- - Tuesday, October 2, 2018

With more than seven million open jobs and employers that are desperate for workers, the American Dream has never been more within reach to the millions of able-bodied adults trapped on welfare today.

Yet rather than celebrate proven policy reforms that quickly move people from welfare to work, there is a coordinated campaign underway to undermine work — and welfare work requirements — for able-bodied adults. The misinformation campaign is intentionally ignoring the positive story of work requirements: They lift able-bodied adults out of dependency quickly, increase incomes and save taxpayers billions of dollars.

The implementation of these same work requirements in the Medicaid program is a commonsense — and imperative — reform. The number of able-bodied adults dependent on Medicaid has exploded since Obamacare became law, exceeding all projections. Medicaid expansion turned a program originally designed for the truly needy, individuals with disabilities, the poor elderly, and very poor families and their children into a welfare program for able-bodied adults.



In 2000, there were only 7 million able-bodied adults on the program. Today, that number has ballooned to 28 million. Total spending for this population jumped from $19 billion to $158 billion per year over the same time, threatening state budgets across the country.

The unemployment rate is lower today than it was in 2000, but more than half of these able-bodied adults on Medicaid do not work, at all.

It’s clear that something doesn’t add up, and 11 states have taken steps to address this problem with work.

The results speak for themselves: In Arkansas, 55 percent of able-bodied adults on Medicaid did not work at all before work requirements were implemented. Less than three months after the reform was implemented, 62 percent on those subject to the work requirement are working at least 80 hours a month, training or looking for work. Enrollment of able-bodied Arkansans on Medicaid has dropped by 20,000 since earlier this year.

That’s a dramatic turnaround in just a quarter — and it’s all thanks to work requirements.

By no measure is Arkansas’ welfare work requirement extreme. Of the state’s 270,000 adults enrolled in Medicaid expansion, only 34,000 are currently subject to the work requirement.

The requirement only applies to able-bodied adults between ages 19 and 49 with no kids in the home — anyone with kids at home, with any type of disability, in drug or alcohol treatment, or with a short-term incapacitation is exempted.

And Arkansas is bending over backward to help make sure people who must comply with the requirement are easily able to do so.
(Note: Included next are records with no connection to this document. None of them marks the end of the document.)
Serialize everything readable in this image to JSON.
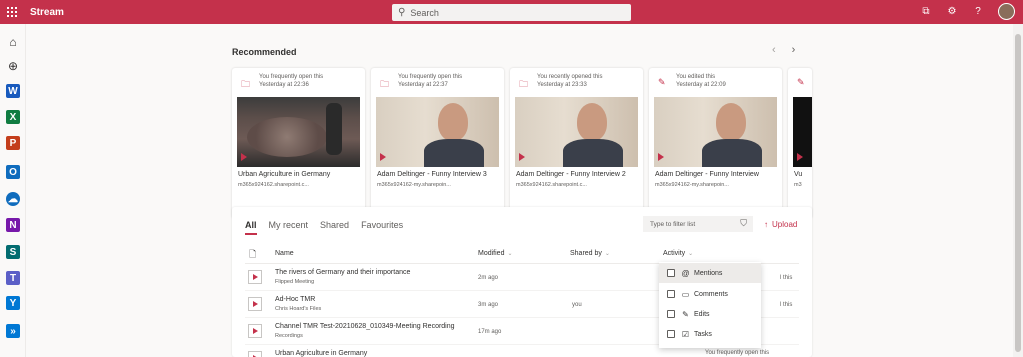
{
  "app": {
    "title": "Stream"
  },
  "search": {
    "placeholder": "Search"
  },
  "recommended": {
    "title": "Recommended",
    "cards": [
      {
        "reason": "You frequently open this",
        "time": "Yesterday at 22:36",
        "title": "Urban Agriculture in Germany",
        "site": "m365x924162.sharepoint.c..."
      },
      {
        "reason": "You frequently open this",
        "time": "Yesterday at 22:37",
        "title": "Adam Deltinger - Funny Interview 3",
        "site": "m365x924162-my.sharepoin..."
      },
      {
        "reason": "You recently opened this",
        "time": "Yesterday at 23:33",
        "title": "Adam Deltinger - Funny Interview 2",
        "site": "m365x924162.sharepoint.c..."
      },
      {
        "reason": "You edited this",
        "time": "Yesterday at 22:09",
        "title": "Adam Deltinger - Funny Interview",
        "site": "m365x924162-my.sharepoin..."
      },
      {
        "reason": "",
        "time": "",
        "title": "Vu",
        "site": "m3"
      }
    ]
  },
  "list": {
    "tabs": [
      "All",
      "My recent",
      "Shared",
      "Favourites"
    ],
    "filter_placeholder": "Type to filter list",
    "upload_label": "Upload",
    "columns": {
      "name": "Name",
      "modified": "Modified",
      "shared_by": "Shared by",
      "activity": "Activity"
    },
    "rows": [
      {
        "name": "The rivers of Germany and their importance",
        "location": "Flipped Meeting",
        "modified": "2m ago",
        "shared_by": "",
        "activity": ""
      },
      {
        "name": "Ad-Hoc TMR",
        "location": "Chris Hoard's Files",
        "modified": "3m ago",
        "shared_by": "you",
        "activity": ""
      },
      {
        "name": "Channel TMR Test-20210628_010349-Meeting Recording",
        "location": "Recordings",
        "modified": "17m ago",
        "shared_by": "",
        "activity": ""
      },
      {
        "name": "Urban Agriculture in Germany",
        "location": "",
        "modified": "",
        "shared_by": "",
        "activity": "You frequently open this"
      }
    ],
    "partial_activity": [
      "l this",
      "l this"
    ]
  },
  "activity_filter": {
    "items": [
      {
        "label": "Mentions",
        "icon": "at-icon",
        "glyph": "@"
      },
      {
        "label": "Comments",
        "icon": "comment-icon",
        "glyph": "▭"
      },
      {
        "label": "Edits",
        "icon": "pencil-icon",
        "glyph": "✎"
      },
      {
        "label": "Tasks",
        "icon": "task-icon",
        "glyph": "☑"
      }
    ]
  },
  "colors": {
    "brand": "#c4314b",
    "background": "#faf9f8"
  }
}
For an able-bodied Arkansan, finding a part-time job is not a difficult proposition right now. A popular online job site lists more than 27,000 open jobs in Arkansas, where the unemployment rate is 3.7 percent, nearly an all-time low. Need more proof? There are 5,000 well-paying truck driver jobs vacant in Arkansas right now, and individuals can get their trucking license through paid internship programs.
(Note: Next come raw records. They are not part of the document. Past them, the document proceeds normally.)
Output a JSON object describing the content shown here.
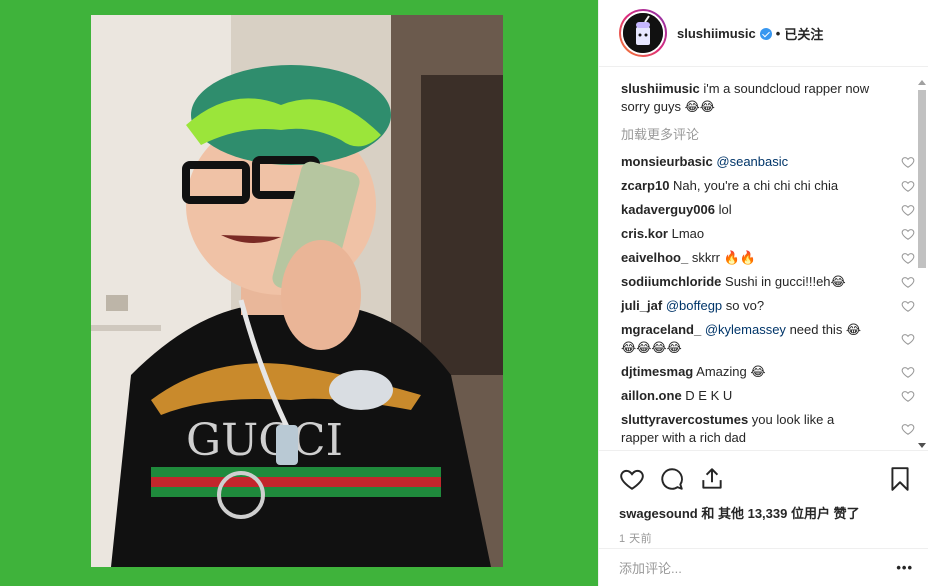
{
  "header": {
    "username": "slushiimusic",
    "follow_status": "已关注",
    "separator": "•"
  },
  "caption": {
    "username": "slushiimusic",
    "text": "i'm a soundcloud rapper now sorry guys 😂😂"
  },
  "load_more_label": "加载更多评论",
  "comments": [
    {
      "user": "monsieurbasic",
      "mention": "@seanbasic",
      "text": ""
    },
    {
      "user": "zcarp10",
      "mention": "",
      "text": "Nah, you're a chi chi chi chia"
    },
    {
      "user": "kadaverguy006",
      "mention": "",
      "text": "lol"
    },
    {
      "user": "cris.kor",
      "mention": "",
      "text": "Lmao"
    },
    {
      "user": "eaivelhoo_",
      "mention": "",
      "text": "skkrr 🔥🔥"
    },
    {
      "user": "sodiiumchloride",
      "mention": "",
      "text": "Sushi in gucci!!!eh😂"
    },
    {
      "user": "juli_jaf",
      "mention": "@boffegp",
      "text": "so vo?"
    },
    {
      "user": "mgraceland_",
      "mention": "@kylemassey",
      "text": "need this 😂😂😂😂😂"
    },
    {
      "user": "djtimesmag",
      "mention": "",
      "text": "Amazing 😂"
    },
    {
      "user": "aillon.one",
      "mention": "",
      "text": "D E K U"
    },
    {
      "user": "sluttyravercostumes",
      "mention": "",
      "text": "you look like a rapper with a rich dad"
    }
  ],
  "likes": {
    "prefix_user": "swagesound",
    "text": "和 其他 13,339 位用户 赞了"
  },
  "timestamp": "1 天前",
  "add_comment_placeholder": "添加评论...",
  "more_label": "•••",
  "colors": {
    "background_green": "#3fb33b",
    "link": "#003569",
    "verified": "#3897f0",
    "muted": "#999999"
  },
  "icons": [
    "heart-icon",
    "comment-icon",
    "share-icon",
    "bookmark-icon",
    "verified-badge-icon"
  ]
}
But this reality is being ignored by pro-dependency lobbyists and groups like an LA times columnist and the left-wing D.C.-based think tank that have been aggressive in damning these commonsense work requirements.

The truth is that for all of the fear-mongering that these groups have spread, work requirements work. And voters want them: In Arkansas, 70 percent of all voters support work requirements in Medicaid, including a majority of Democratic voters.
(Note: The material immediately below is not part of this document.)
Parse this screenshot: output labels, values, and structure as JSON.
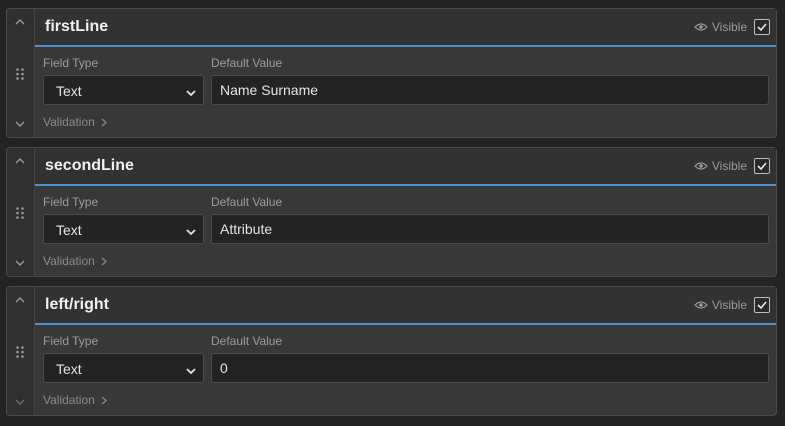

Arkansas voters know — like the majority of the American public — that work is not punishment. Work is a powerful antidote to so many problems our society faces, from drug addiction, to child abuse and neglect, to generational poverty. Every job is important, and we should all “honor the dignity of work.”

• Sam Adolphsen is the vice president of executive affairs for the Foundation for Government Accountability.